RPC has highlighted a number of benefits of the proposed transaction including:
- Acquisition of a ‘mini RPC’ in South Africa with expertise across the three core conversion processes of blowmoulding, injection moulding and thermoforming;
- Extension of RPC’s reach with a number of its existing major international customers;
- A scalable platform from which a further organic and buy-and-build strategy can be initiated;
- A platform to serve the wider Sub-Saharan Africa region as demand for plastic packaging develops over the medium to longer term.
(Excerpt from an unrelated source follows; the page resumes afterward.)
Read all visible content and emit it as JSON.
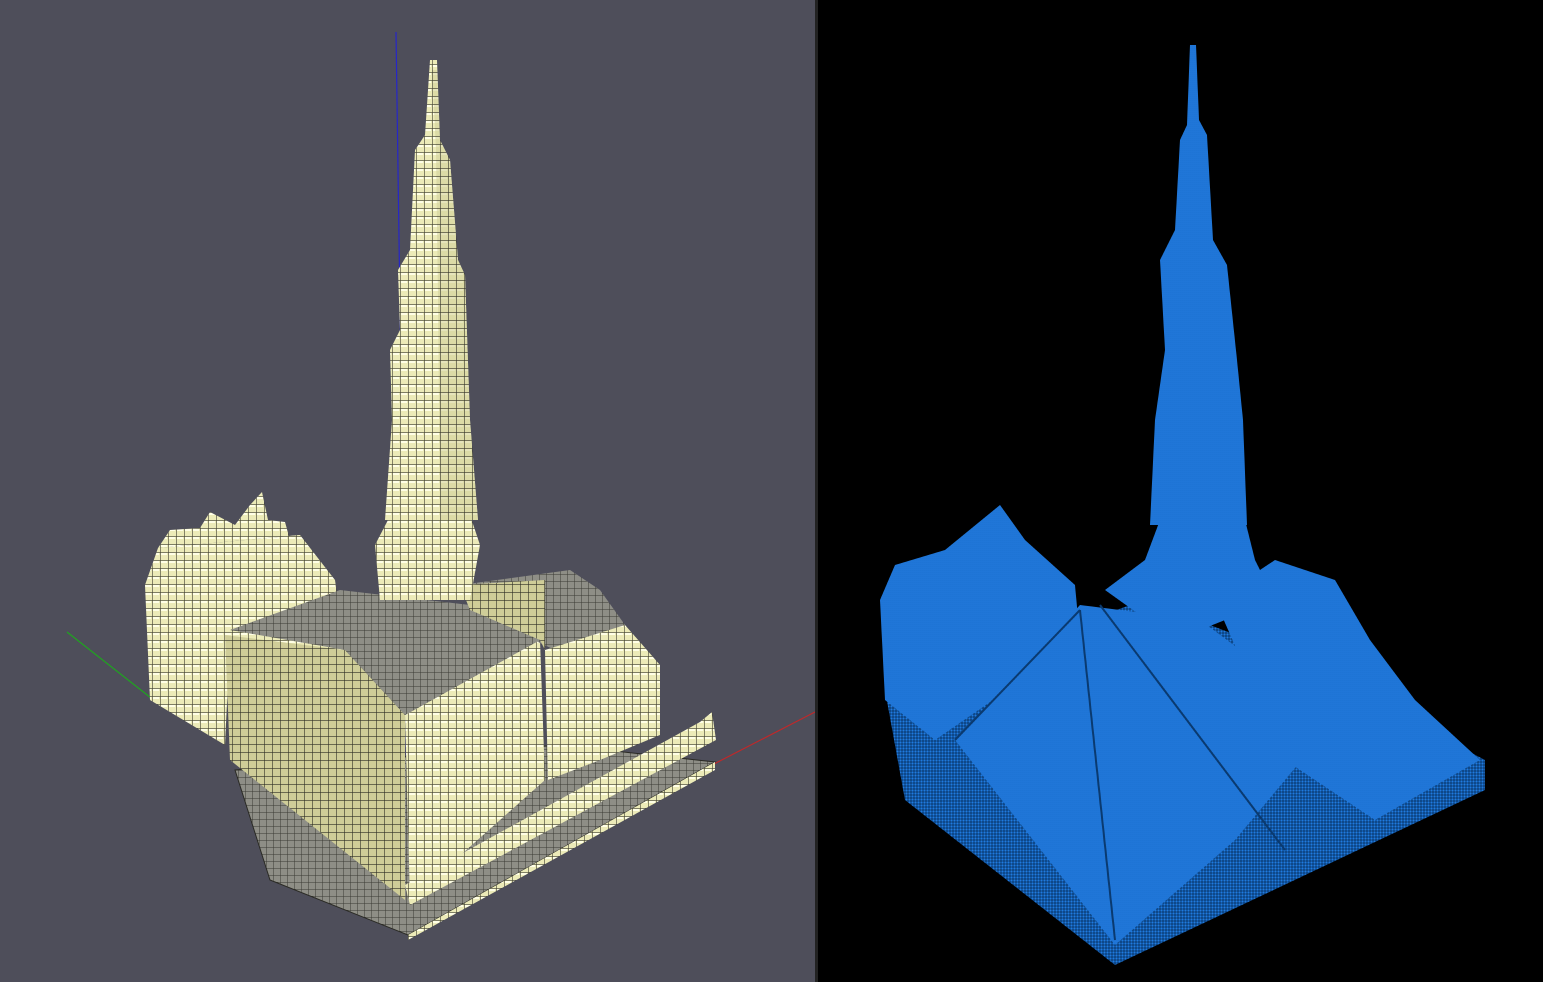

Pim Vervaat, Chief Executive of RPC, commented:
“The acquisition of Astrapak represents an important step in realising RPC’s strategy to create a meaningful presence outside of Europe. Astrapak’s strong market position in South Africa will complement and enhance RPC’s existing operations in the region, an increasingly important territory for us, and also offers an exciting opportunity to develop a platform from which to serve the high growth Sub-Saharan African market. I look forward to working with Robin and the management team in taking Astrapak to the next stage of its strategic development.”